2. Try clicking the consent button. Common selectors that may work:
   - `button:has-text('Alle akzeptieren')`
   - `button:has-text('Zustimmen')`
   - `button:has-text('Cookies zulassen')`
   - `#CybotCookiebotDialogBodyButtonAccept`
   **Pitfall:** Many of these time out (the click endpoint has a short timeout and consent dialogs often use JS event handlers that don't fire on programmatic clicks). Don't spend more than 2-3 attempts on this.
3. Take a screenshot immediately (even with the banner visible — sometimes content renders behind it).
4. Use `vision_analyze` on the screenshot. The vision model can often read text that renders behind semi-transparent or partially-obscuring banners.
5. If the banner fully blocks content, try jina.ai as a first resort (faster, cleaner), then Camofox screenshot + vision as fallback.
6. **Do not try `/evaluate`** unless `CAMOFOX_API_KEY` is set — it's blocked without an API key.

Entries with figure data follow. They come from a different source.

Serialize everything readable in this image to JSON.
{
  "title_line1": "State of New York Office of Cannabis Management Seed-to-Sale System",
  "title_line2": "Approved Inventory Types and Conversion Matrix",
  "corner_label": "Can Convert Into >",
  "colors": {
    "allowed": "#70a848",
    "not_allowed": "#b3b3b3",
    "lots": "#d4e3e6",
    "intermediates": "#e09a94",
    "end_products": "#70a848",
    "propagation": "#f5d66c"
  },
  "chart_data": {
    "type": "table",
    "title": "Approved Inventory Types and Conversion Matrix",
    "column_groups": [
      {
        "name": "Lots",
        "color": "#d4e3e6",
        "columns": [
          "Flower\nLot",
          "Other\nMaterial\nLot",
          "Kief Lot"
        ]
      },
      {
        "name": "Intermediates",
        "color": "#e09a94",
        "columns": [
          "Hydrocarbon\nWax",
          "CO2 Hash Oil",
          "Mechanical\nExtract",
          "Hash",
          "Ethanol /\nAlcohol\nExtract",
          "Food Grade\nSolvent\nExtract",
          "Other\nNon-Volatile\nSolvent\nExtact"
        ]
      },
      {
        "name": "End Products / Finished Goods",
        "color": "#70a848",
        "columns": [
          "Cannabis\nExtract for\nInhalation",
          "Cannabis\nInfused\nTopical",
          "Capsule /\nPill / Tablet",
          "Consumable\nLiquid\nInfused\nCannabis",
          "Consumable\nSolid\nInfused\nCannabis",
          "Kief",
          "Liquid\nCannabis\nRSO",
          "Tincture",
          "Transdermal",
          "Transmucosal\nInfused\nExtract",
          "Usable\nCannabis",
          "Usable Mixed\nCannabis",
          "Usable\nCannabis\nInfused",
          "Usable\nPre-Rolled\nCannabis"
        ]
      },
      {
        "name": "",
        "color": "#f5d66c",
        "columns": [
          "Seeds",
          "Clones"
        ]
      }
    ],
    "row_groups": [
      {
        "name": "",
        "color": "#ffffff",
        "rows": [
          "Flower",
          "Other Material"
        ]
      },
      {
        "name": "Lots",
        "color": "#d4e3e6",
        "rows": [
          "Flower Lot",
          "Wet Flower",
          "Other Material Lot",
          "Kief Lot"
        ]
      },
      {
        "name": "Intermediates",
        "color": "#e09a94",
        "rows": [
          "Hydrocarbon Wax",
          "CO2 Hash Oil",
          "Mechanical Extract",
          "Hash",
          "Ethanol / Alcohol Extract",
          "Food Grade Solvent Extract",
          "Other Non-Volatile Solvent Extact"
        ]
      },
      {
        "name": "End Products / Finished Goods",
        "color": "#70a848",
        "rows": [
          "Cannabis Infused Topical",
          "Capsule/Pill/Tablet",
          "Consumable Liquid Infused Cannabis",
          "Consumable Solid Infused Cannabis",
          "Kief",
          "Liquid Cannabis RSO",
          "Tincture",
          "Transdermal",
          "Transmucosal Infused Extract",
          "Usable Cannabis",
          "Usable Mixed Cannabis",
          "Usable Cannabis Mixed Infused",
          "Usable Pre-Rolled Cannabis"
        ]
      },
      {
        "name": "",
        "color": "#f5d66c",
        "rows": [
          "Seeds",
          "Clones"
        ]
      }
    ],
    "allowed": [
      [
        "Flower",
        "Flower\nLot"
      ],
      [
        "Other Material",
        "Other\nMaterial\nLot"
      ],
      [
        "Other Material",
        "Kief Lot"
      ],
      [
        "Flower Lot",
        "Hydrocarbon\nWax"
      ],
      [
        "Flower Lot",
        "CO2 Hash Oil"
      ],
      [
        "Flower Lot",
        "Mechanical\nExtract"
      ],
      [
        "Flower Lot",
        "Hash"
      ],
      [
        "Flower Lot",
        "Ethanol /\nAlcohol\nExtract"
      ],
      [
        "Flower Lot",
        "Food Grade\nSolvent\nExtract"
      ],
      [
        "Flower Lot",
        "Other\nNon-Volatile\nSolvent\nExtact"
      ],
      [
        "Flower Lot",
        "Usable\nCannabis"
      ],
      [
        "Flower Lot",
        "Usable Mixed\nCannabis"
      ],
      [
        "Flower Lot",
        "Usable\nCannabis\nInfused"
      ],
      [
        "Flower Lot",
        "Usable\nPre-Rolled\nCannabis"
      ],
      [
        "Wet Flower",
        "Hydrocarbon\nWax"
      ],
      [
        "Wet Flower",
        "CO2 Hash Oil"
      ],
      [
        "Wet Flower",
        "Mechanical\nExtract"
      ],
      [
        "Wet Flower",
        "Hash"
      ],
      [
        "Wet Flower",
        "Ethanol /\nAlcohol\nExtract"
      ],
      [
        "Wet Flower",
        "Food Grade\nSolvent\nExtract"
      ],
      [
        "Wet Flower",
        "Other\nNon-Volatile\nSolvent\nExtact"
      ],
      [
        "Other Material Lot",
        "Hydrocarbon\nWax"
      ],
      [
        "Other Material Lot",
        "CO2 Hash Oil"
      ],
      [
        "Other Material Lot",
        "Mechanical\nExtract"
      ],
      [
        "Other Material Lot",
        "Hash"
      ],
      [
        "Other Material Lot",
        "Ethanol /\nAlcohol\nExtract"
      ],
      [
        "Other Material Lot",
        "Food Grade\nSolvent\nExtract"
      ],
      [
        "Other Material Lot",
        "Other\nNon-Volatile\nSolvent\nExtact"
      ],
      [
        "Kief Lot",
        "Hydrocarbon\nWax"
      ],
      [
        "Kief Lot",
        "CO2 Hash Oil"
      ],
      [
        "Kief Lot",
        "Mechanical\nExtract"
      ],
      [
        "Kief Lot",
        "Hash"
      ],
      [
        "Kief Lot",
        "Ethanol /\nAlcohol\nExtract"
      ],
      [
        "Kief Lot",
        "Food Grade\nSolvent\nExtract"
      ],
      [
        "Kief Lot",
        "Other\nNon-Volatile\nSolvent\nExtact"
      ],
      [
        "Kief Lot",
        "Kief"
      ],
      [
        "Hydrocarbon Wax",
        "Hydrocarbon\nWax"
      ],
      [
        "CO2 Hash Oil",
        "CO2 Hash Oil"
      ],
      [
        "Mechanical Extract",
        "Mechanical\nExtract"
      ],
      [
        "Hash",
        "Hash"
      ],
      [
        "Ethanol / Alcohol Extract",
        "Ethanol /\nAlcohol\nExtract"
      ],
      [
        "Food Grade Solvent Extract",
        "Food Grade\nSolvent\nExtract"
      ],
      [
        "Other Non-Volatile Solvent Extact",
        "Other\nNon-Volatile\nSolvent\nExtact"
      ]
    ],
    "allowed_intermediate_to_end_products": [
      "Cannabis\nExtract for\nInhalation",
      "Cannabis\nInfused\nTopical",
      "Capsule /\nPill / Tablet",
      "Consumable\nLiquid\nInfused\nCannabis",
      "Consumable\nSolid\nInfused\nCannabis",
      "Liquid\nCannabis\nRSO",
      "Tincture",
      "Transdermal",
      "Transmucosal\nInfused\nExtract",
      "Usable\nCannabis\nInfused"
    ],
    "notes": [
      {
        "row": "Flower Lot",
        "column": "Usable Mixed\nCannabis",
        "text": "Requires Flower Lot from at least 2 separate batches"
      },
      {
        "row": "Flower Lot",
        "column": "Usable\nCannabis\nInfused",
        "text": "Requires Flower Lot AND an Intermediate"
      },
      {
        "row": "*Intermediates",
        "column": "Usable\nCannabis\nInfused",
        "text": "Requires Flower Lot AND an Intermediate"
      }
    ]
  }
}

**Proven fallback chain for EU medical sites:**
1. jina.ai → often 403 on .de medical sites
2. Camofox navigate + screenshot → banner may block
3. Camofox click consent (1-2 attempts max) + screenshot
4. vision_analyze on best screenshot → most reliable final fallback

## Pitfalls

- YouTube exact dates require login; quote only what is public.
- Some SPAs (e.g. YouTube watch page without login) return bot-check walls. Use playlists and jina.ai to bypass where possible.
- `/links` returns `<a>` tags only; buttons inside forms (submit, load more) are not listed.
- **Cookie consent dialogs (Cookiebot, etc.) on EU sites rarely respond to programmatic `/click`.** Don't burn time retrying — screenshot + vision_analyze is the reliable fallback.
- **If a source cannot be read after exhausting the fallback chain, state that clearly.** Never pivot to guessing about the topic from metadata or a different domain. "I couldn't access this source" is always better than an invented answer.
- **When the user gives you a link and asks you to read it, do NOT guess the content from the URL, title, or surrounding context.** If the link is unreadable (bot protection, paywall, client-side rendering), say so explicitly and ask the user to paste the content. Inventing a summary from metadata is worse than admitting you can't access it — the user may have the actual text and will catch the fabrication immediately.